Caesars Accused of Hotel Price Fixing

The Federal Trade Commission and the Justice Department’s Antitrust Division have submitted a hotel price fixing statement to the District of New Jersey. It was filed in the ongoing case of Cornish-Adebiyi v. Caesars Entertainment, as announced earlier this month. This case revolves around the utilization of pricing algorithms by casino hotels, a practice that is increasingly drawing regulatory attention.

In their statement, the agencies address hotel price fixing, and clarify that hotels cannot collaborate on setting room prices or employ algorithms to carry out actions that would be considered illegal if performed by individuals. The spotlight has been on price-setting algorithms as more hotels adopt technology to assist in pricing decisions. However, recent legal actions suggest that some of these platforms may be involved in illicit price-fixing activities.
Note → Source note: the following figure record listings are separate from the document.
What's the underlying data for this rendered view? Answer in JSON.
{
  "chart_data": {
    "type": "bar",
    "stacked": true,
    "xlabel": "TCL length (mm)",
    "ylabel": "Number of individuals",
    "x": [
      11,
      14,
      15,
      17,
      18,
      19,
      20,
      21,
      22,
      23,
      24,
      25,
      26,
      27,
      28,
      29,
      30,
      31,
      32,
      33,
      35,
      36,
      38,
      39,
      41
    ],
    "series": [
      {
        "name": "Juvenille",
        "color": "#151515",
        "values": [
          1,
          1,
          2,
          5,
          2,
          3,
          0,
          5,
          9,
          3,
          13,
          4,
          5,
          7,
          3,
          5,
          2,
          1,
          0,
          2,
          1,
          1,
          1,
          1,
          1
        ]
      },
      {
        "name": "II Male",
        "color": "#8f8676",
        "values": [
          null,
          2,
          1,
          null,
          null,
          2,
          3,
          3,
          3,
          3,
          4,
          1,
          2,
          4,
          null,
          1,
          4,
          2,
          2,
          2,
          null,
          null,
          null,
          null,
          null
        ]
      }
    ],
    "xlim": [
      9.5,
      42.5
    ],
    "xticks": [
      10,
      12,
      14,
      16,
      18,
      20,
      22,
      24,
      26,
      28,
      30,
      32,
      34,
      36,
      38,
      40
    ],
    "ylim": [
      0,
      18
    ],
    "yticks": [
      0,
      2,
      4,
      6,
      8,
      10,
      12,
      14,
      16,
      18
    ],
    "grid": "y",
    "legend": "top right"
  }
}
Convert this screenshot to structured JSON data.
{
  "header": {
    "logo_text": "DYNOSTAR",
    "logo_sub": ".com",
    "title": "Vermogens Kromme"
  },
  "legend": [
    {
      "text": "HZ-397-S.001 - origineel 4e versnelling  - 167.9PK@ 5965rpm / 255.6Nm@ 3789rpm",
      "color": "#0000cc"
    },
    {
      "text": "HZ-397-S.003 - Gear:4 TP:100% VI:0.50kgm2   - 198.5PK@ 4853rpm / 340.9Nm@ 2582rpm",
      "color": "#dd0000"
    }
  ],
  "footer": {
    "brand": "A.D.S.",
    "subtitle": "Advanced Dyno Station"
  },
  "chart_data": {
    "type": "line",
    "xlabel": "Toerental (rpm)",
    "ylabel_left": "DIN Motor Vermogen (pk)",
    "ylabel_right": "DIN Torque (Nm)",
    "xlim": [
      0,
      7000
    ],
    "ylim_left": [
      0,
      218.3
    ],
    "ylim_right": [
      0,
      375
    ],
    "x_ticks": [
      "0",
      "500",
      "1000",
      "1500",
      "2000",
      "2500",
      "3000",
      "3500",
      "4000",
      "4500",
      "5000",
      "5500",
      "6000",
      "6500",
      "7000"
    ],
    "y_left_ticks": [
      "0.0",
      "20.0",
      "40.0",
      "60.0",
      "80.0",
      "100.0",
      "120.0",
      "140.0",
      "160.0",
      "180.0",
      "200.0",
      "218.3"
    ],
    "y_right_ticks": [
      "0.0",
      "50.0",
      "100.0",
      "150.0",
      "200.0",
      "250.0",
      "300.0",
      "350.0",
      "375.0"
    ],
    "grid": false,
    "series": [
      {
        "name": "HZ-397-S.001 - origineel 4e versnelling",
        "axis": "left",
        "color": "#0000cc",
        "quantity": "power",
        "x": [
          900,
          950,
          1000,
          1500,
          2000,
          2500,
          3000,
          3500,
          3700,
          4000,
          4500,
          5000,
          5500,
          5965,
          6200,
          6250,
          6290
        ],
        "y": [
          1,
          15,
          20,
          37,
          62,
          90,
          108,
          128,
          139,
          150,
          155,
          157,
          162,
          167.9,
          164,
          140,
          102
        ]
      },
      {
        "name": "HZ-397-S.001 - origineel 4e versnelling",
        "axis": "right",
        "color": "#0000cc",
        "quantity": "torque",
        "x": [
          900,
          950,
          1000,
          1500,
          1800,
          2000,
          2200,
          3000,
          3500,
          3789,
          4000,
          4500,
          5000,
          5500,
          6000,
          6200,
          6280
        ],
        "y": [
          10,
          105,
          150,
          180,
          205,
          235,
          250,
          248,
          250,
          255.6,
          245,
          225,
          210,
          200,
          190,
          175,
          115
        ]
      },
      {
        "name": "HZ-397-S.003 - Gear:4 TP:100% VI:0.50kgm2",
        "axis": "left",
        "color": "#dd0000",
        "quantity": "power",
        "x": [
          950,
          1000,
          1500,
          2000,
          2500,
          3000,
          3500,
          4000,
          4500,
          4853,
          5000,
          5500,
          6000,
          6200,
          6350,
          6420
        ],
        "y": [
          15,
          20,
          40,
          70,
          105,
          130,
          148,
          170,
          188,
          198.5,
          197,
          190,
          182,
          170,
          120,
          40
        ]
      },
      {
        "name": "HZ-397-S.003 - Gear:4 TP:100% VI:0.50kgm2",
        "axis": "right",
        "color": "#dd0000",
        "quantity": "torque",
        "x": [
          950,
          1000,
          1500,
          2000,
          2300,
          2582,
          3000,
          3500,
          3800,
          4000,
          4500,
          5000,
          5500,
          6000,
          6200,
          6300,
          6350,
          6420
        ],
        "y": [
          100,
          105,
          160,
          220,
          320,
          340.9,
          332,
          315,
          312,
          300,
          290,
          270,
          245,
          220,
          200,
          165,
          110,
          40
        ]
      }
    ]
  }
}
According to the Sherman Act, it is prohibited for competitors to collectively manipulate prices by pooling their independent decision-making abilities to increase, decrease, fix, peg, or stabilize prices, as stated by the FTC and the DOJ in their joint statement. The plaintiffs in Cornish-Adebiyi v. Caesars Entertainment claim that competing casino hotels are violating the Sherman Act by utilizing the Rainmaker platform to algorithmically determine prices.

Previously, the defendant hotels in the case sought its dismissal, arguing that plaintiffs failed to demonstrate direct communications between the hotels, and the recommendations made by Rainmaker were non-binding. However, the FTC and DOJ argue that neither of these defenses is tenable, as the law encompasses hotel price fixing, in both implicit and explicit agreements.